Tiroid bezinin aşırı çalışması yani bu hormonların kaniımızda yuksek olması halinde huzursuzluk, ruhsal dalgalanmalar, ani öfke patlamaları, iştah ve uyku bozukuğu, depresyon, gürültüden etkilenme gibi durumlar gözlenir. Tiroid bezinin az çalışması halinde; unutkanlık, konsantrasyonda ve düşünmede azalma, mutsuzluk,umursamazlık, ilgisizlik, konuşmada yavaşlama gözlenir. Her iki durumda da panikatak seyreder. T3, T4 ve TSH değerlerinin ölçülmesi gerek depresyon gerekse kilo problemi ile ilgili sorunlarınızda çözümleyici bir rol oynar.
HiPOGLiSEMiLiLER
Kan şekerindeki dalgalanmalar kan şekeri düşük olan (hipoglisemi) kişilerde de bir takım ruhsal değişimlere, huzursuzluk, ani öfkelenme, karamsarlık ve kilo artışına neden olmaktadır. Hipoglisemililerin özellikle kilo kontrolünde yapması gereken en önemli şey kan şekeri dalgalanmalarının önüne geçmektir iniş ve çıkışlara neden olacak beslenme tarzından ve uzun süreli aç kalma halinden uzaklaşmalıdır. Kan şekerinin ölçümlenmesi ve beslenmede yapılacak önemli düzenlemelerle sorun büyük ölçüde çözümlenir. Hormonlarınız için beslenmenizi düzenleyebilir daha iyi bir ruh hali için muz, lahana, yulaf ceviz, yaban mersini, fındık gibi doğal gıdalardan yararlanabilirsiniz.
ZAYIFLAMAK iSTEYENLERE ÖNEMLi HATIRLATMALAR
** Akşam yemekleri diğer öğünlere nazaran yüksek yağ ve kalori içerir. Öğün aralıklarının uzun olması ya da atlanması, akşam yemeğinin daha fazla yenmesine neden olmaktadır. Gün boyunca bir şey yemeyen kişiler akşamları vücudun ihtiyaç duyduğundan fazlasını tüketir.

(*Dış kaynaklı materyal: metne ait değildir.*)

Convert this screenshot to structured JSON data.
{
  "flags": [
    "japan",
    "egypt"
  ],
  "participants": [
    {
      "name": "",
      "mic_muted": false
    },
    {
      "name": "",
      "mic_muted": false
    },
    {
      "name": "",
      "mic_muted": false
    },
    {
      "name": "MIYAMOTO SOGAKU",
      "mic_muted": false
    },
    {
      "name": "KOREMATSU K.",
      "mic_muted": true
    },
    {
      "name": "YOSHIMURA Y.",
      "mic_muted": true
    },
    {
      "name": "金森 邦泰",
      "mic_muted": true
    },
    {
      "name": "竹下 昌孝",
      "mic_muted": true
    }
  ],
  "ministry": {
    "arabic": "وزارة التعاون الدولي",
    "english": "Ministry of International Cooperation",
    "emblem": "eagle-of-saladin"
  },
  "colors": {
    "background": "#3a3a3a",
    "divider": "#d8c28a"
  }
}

** Sağlıksız diyetlerle verdiğinizi sandığınız kiloları hızla ve fazlasıyla geri alacağınızı, metabolizmanızın yara alacağını unutmayın. Metabolizmanızdaki bozukluklar ilerleyen dönemlerde kilo vermenizi engelleyeceği gibi birçok hastalık riskini doğuracak bağışıklık sisteminiz çökebilecektir.